In this paper, the dynamic encryption key method applied with the mechanism of the blockchain was proposed to solve these problems. Based on the sensor data history between devices, hash value is generated dynamically, and a new dynamic encryption key is generated using the encryption key seed value. Moreover, the proposed method use the “clues (TargetValue and FrequencyTable)” to prevent key generation information exposure and to generate the same dynamic cryptographic key in an asynchronous/1step communication. The proposed method generates the same encryption key between devices, with only one step of asynchronous communication considering packet loss. Therefore, proposed method is asynchronous/1 step communication in both “encryption key generation communication method/steps” and “the encryption key recovery communication method/step". The key generation memory used, and the average key generation time were 0.00000148 s 307.578 Kbyte, respectively.
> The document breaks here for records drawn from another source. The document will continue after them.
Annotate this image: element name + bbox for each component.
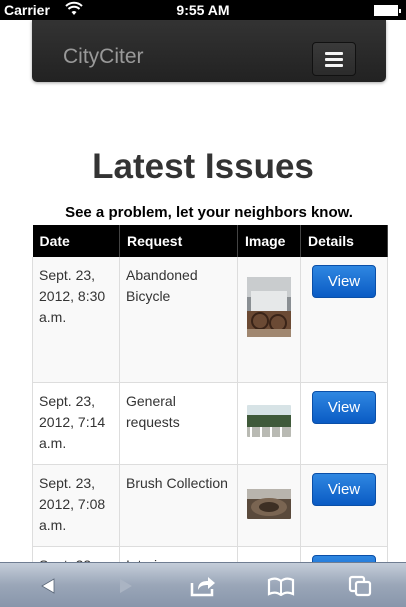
- view-button[interactable]: View: [312, 390, 376, 424]
- share-button[interactable]: [173, 563, 233, 607]
- forward-icon: [120, 578, 132, 593]
- table-row: Sept. 23, 2012, 8:30 a.m. Abandoned Bicy…: [32, 257, 388, 383]
- brand-link[interactable]: CityCiter: [63, 45, 144, 69]
- tabs-icon: [348, 575, 372, 596]
- forward-button[interactable]: [96, 563, 156, 607]
- header-request: Request: [119, 225, 238, 257]
- menu-icon-bar: [325, 52, 343, 55]
- back-icon: [41, 577, 55, 594]
- battery-icon: [374, 5, 401, 16]
- navbar: CityCiter: [32, 20, 386, 82]
- general-request-photo-thumbnail[interactable]: [247, 404, 291, 437]
- header-details: Details: [300, 225, 388, 257]
- back-button[interactable]: [18, 563, 78, 607]
- menu-toggle-button[interactable]: [312, 42, 356, 76]
- table-row: Sept. 23, 2012, 7:14 a.m. General reques…: [32, 382, 388, 465]
- bookmarks-button[interactable]: [251, 563, 311, 607]
- issue-image-cell: [237, 464, 301, 547]
- bookmarks-icon: [267, 577, 295, 596]
- issue-image-cell: [237, 257, 301, 383]
- issue-date: Sept. 23, 2012, 7:08 a.m.: [32, 464, 120, 547]
- view-button[interactable]: View: [312, 472, 376, 506]
- view-button[interactable]: View: [312, 265, 376, 298]
- issue-request: Abandoned Bicycle: [119, 257, 238, 383]
- issue-image-cell: [237, 382, 301, 465]
- share-icon: [190, 576, 215, 596]
- issue-date: Sept. 23, 2012, 7:14 a.m.: [32, 382, 120, 465]
- table-row: Sept. 23, 2012, 7:08 a.m. Brush Collecti…: [32, 464, 388, 547]
- issue-details-cell: View: [300, 382, 388, 465]
- menu-icon-bar: [325, 64, 343, 67]
- page-subtitle: See a problem, let your neighbors know.: [65, 204, 353, 221]
- screen: Carrier 9:55 AM CityCiter Latest Issues …: [0, 0, 406, 607]
- status-bar: Carrier 9:55 AM: [0, 0, 406, 20]
- issue-details-cell: View: [300, 257, 388, 383]
- issue-date: Sept. 23, 2012, 8:30 a.m.: [32, 257, 120, 383]
- header-date: Date: [32, 225, 120, 257]
- table-header-row: Date Request Image Details: [32, 225, 388, 257]
- tabs-button[interactable]: [330, 563, 390, 607]
- clock: 9:55 AM: [176, 2, 230, 18]
- brush-collection-photo-thumbnail[interactable]: [247, 488, 291, 519]
- bicycle-photo-thumbnail[interactable]: [247, 277, 291, 337]
- issue-request: General requests: [119, 382, 238, 465]
- issue-request: Brush Collection: [119, 464, 238, 547]
- page-title: Latest Issues: [92, 147, 314, 186]
- issue-details-cell: View: [300, 464, 388, 547]
- issues-table: Date Request Image Details Sept. 23, 201…: [32, 225, 388, 607]
- header-image: Image: [237, 225, 301, 257]
- browser-toolbar: [0, 562, 406, 607]
- menu-icon-bar: [325, 58, 343, 61]
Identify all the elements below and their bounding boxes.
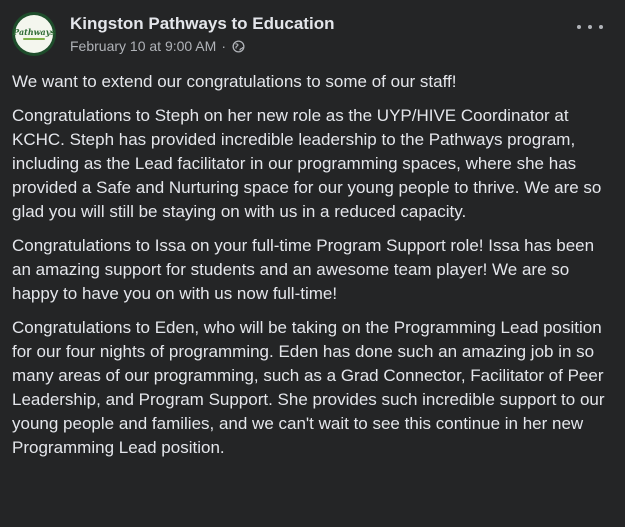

It showed a lower level equivalent to the blockey for “computational cost/time for encryption key Generation”. In comparison with the related work, the proposed method satisfied the aspects of availability in the low-power wireless communication environment. The “security against encryption key hijacking attack” showed a high level equivalent to the blockey as it dynamically generates keys based on the sensor data history (dynamically generated unpredictable sensor values). As shown in Section 4.3.2 and Section 4.3.3, it is only possible in cases for malicious attacker make many brute force attacks to know the key generation information or to know the next key generated. It is impossible to find out the key generation information within the next key generated. Therefore, prevention of key generation information exposure and randomness/unpredictability of encryption key were also satisfied. The proposed method satisfied the availability and security of dynamic encryption keys in a low-power radio environment.

As shown in the Figure 16, our proposed method is within the scope of research on encryption key. For security in the real Internet of Things environment, access control and authentication on the Internet of Things should be considered [32,33].

There are also problems to be solved in access control and authentication on the Internet of Things. The study by Buccafurri and Celeste [34] to improve the device authentication vulnerability of MQTT protocol, OTP-based authentication protocol using block chain was proposed. The study by Maissa et al. [35] decentralized light-weight access control model was proposed to address the issue of scalability of centralized access control. The study by Choudhary et al. [36] authentication and key management model considering the user’s authentication of the device was proposed. Future research will refer to the above mentioned studies [34,35,36] to study how to extend the dynamic encryption key proposed in the paper to access control and authentication techniques. In addition, only theoretical verification of the randomness and unpredictability of the security aspects of the measures proposed in this study was carried out. Further studies would like to verify through the implementation of statistical randomness verification provided by NIST (National Institute of Standards and Technology) [37].